Kirby draws on his lifetime’s study of woodland flora to explore ecological principles, together with the concepts that guide woodland conservation. The species which he considers are therefore the commonplace as well as the rare. This emphasis becomes clear in the index, where brambles (the subject of his doctoral thesis) have 61 entries whereas orchids, of all types, have a mere 26.
In the opening chapters, the reader is guided through definitions of ancient woodland and ancient-woodland indicator species. Kirby dissects these ideas and points out where they may assist decision-making, but also notes the perils of applying them thoughtlessly. A suite of species that are indicative of a long continuity of woodland in one part of Britain may be unhelpful in another. The concepts of woodland sites and species become fuzzy once one leaves the conveniently compartmentalised landscapes of the British lowlands.
The National Vegetation Classification provides a useful means for Kirby to explore variation across Britain and the biogeography of woodland plants. Inevitably this is ‘big picture’ stuff and only occasionally does he divert into the discussion of exceptional localities. Britain’s woodlands are set in a broader Eurasian context in the entertainingly titled chapter ‘Woodland plants across the channels’, including the pointed subtitle ‘We are part of Europe’.
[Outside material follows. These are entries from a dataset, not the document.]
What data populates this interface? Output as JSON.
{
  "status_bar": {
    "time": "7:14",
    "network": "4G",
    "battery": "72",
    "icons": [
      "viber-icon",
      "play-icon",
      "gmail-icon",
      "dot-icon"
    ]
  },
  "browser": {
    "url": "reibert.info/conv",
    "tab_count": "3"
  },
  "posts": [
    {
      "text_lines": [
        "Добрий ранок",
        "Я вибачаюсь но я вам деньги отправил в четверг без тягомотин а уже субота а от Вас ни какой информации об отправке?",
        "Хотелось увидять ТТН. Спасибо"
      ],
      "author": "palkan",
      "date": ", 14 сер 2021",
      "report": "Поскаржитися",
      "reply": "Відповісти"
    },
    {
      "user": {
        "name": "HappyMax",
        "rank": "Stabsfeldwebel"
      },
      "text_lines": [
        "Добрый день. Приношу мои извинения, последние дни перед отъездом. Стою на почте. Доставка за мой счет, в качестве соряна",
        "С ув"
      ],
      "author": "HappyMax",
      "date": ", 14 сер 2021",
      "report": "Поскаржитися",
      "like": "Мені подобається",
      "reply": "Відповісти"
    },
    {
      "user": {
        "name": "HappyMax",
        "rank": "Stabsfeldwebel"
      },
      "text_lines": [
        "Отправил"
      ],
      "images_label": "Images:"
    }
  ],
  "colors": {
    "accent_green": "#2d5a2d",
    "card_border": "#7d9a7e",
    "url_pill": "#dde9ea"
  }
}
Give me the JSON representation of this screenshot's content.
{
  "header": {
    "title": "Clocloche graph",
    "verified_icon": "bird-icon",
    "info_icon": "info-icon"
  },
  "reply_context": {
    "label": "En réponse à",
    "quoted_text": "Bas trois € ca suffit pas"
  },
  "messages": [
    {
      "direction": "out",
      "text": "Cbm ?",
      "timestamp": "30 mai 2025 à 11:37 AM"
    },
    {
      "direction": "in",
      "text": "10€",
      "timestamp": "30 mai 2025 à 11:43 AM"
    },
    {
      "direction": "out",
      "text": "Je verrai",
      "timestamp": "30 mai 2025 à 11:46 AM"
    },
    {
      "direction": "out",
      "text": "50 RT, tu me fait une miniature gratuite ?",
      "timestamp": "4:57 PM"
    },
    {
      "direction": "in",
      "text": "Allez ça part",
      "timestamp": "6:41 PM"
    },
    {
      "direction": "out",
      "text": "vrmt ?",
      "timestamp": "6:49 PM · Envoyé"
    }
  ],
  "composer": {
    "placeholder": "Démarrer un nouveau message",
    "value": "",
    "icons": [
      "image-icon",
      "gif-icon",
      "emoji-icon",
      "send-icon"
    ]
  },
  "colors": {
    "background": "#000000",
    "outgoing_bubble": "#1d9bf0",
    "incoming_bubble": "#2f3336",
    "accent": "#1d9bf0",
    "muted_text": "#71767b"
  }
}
These opening chapters are a helpful, non-technical exploration of the work of British ecologists, including John Rodwell, Oliver Rackham and George Peterken (Kirby’s predecessor at the Nature Conservancy Council), along with our European and Irish neighbours. The book then becomes much more stimulating, even provocative, as Kirby explores the relationship of woodland floras with the modern age.
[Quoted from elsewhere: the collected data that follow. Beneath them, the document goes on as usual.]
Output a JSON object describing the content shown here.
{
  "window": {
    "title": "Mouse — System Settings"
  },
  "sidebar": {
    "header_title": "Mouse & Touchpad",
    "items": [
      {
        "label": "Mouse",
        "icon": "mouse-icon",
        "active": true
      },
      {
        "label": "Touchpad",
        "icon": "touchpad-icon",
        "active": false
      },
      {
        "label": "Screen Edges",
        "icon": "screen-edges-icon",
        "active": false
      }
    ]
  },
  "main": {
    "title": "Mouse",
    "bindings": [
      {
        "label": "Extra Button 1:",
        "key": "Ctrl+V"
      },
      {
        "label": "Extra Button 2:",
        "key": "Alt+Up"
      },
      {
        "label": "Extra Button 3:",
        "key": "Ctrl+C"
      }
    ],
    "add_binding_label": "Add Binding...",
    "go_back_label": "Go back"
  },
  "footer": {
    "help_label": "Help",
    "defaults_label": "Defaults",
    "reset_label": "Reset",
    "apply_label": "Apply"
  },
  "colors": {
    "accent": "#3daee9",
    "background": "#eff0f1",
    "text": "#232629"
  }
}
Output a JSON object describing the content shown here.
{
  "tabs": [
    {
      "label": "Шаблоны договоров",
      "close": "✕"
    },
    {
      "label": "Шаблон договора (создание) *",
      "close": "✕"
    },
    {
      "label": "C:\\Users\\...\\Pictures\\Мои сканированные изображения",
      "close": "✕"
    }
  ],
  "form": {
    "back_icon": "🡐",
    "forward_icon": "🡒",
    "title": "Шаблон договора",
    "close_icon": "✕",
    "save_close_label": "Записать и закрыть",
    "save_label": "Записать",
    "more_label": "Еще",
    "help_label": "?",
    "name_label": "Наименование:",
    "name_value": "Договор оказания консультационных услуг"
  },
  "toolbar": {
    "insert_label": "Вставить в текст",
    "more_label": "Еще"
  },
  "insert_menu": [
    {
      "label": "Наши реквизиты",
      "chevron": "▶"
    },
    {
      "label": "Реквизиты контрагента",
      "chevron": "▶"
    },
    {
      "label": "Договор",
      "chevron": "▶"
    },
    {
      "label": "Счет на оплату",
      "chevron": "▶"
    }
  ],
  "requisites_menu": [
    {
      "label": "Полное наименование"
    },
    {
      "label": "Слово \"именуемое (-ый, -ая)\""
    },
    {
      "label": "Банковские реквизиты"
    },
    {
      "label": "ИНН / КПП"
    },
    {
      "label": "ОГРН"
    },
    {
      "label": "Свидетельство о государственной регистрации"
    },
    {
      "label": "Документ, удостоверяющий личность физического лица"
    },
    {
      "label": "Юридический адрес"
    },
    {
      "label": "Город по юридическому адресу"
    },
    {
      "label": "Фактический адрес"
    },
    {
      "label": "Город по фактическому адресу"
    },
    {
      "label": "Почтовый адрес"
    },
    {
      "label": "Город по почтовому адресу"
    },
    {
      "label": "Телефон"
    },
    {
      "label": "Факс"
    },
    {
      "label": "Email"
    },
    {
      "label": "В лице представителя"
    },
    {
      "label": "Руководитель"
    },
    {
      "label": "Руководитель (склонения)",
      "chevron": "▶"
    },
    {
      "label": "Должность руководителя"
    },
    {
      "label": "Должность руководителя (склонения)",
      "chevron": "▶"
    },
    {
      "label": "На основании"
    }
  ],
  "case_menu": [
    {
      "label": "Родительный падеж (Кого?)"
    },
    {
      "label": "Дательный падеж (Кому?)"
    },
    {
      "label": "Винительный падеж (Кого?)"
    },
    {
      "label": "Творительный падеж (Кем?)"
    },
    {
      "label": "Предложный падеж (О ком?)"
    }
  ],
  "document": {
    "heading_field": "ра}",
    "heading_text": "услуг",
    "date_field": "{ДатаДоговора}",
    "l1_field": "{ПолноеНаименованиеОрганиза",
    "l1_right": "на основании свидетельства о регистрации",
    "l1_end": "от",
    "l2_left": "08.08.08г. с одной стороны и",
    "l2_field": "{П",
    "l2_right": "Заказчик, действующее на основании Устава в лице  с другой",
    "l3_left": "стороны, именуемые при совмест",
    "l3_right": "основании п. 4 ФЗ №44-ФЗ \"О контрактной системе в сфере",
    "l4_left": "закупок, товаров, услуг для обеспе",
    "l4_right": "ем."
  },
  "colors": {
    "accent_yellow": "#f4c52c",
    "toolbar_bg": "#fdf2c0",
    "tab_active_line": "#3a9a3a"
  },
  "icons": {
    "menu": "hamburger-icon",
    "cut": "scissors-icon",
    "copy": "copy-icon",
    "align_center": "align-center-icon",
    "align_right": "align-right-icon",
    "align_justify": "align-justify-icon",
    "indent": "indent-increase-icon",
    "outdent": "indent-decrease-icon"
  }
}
There are factors that affect woodlands which arise from external forces, notably climate change, aerial pollution and the changing nature of manufacturing, with woodland products supplanted by hydrocarbon fuels, steel and plastics. There are then factors over which society has a more direct control, notably in the subsidies that we make available to woodland-owners and the retention of a nationalised timber industry in the form of the Forestry Commission. Kirby offers a detached account of the consequences of coniferisation of ancient woods at the public’s expense. In an equally objective manner he comments on recent trends in replacing conifer plantations with broadleaf trees and their subsequent management as continuous high-canopy forests. Such forestry regimes are gentler on the native flora than are pure conifers, even though the surviving flowers may be manifest as ‘a thin scatter of woebegone-looking plants’. Had this analysis included other woodland species, notably the specialist organisms of old-growth trees, or the invertebrate communities reliant on a continuity of early-stage ecological successions, then the prognosis may have been harsher. There is still a long way to go to reconcile the aspirations of timber-growers with the conservation of Britain’s woodland wildlife.
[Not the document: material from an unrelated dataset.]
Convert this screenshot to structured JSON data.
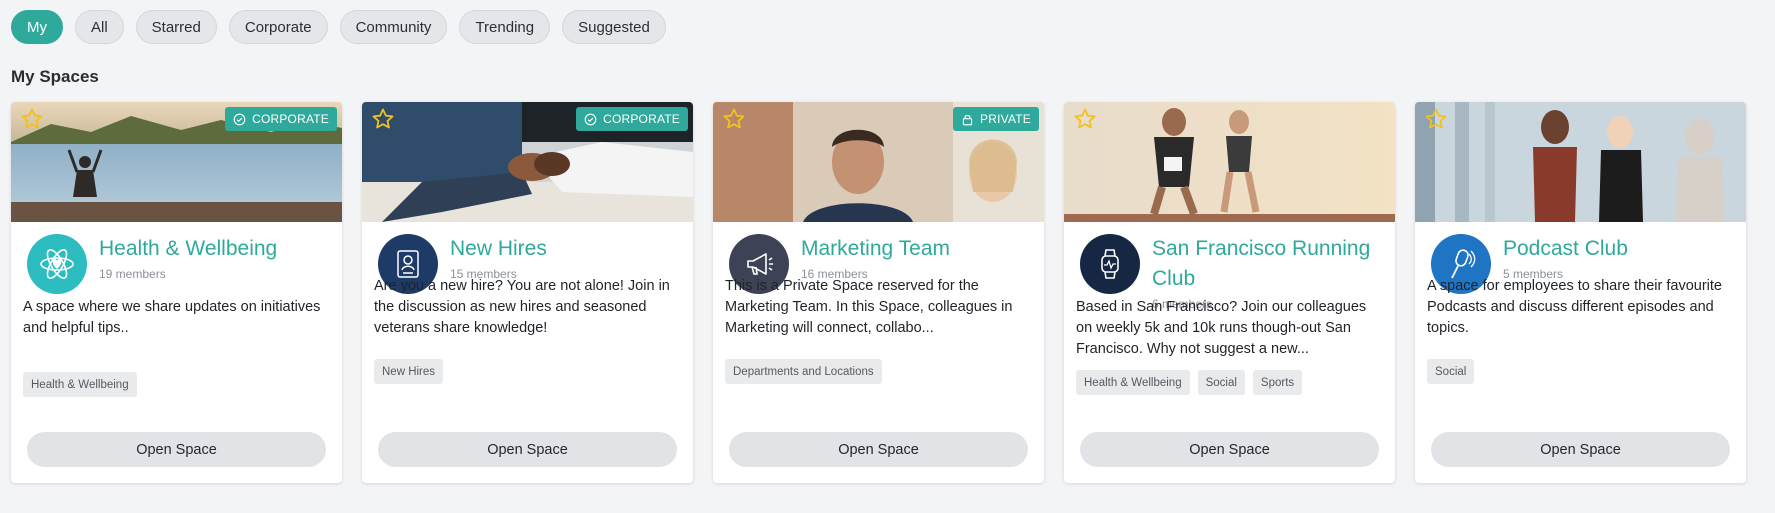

Kirby is unfashionably reticent about embracing the theories of Frans Vera and other advocates of large herbivores in natural (or at least near-natural) ecosystems. This is healthy, well-expressed scepticism and helps to counter uncritical group-thinking. Kirby’s caution may yet stimulate more research into the natural niches of our native wildlife in wooded landscapes.
I hope that Kirby’s exploration of continuous-cover forestry, along with many other issues, stimulates further debate on the relationship of tree-planting and timber production with nature conservation. While Kirby recognises the ability of generalist woodland plants to colonise new plantations, he also recognises that the enlarging and connecting of woodlands may diminish the integrity of important open habitats.
There is much to enjoy in Keith Kirby’s writing style as his language is straightforward and accessible. As you progress through the chapters there are quotations and lightly concealed allusions to verses from the English folk-song tradition. In drawing his book to a close, Kirby comes clean and admits to a youthful enthusiasm for nights in the pub, roaring out songs about fox-hunting, whaling and the glory of war, while being heartily opposed to such practices. Through this extended metaphor he cautions us against binding ourselves to a mythical ‘authentic folk voice’ and neglecting the evolving scene of today.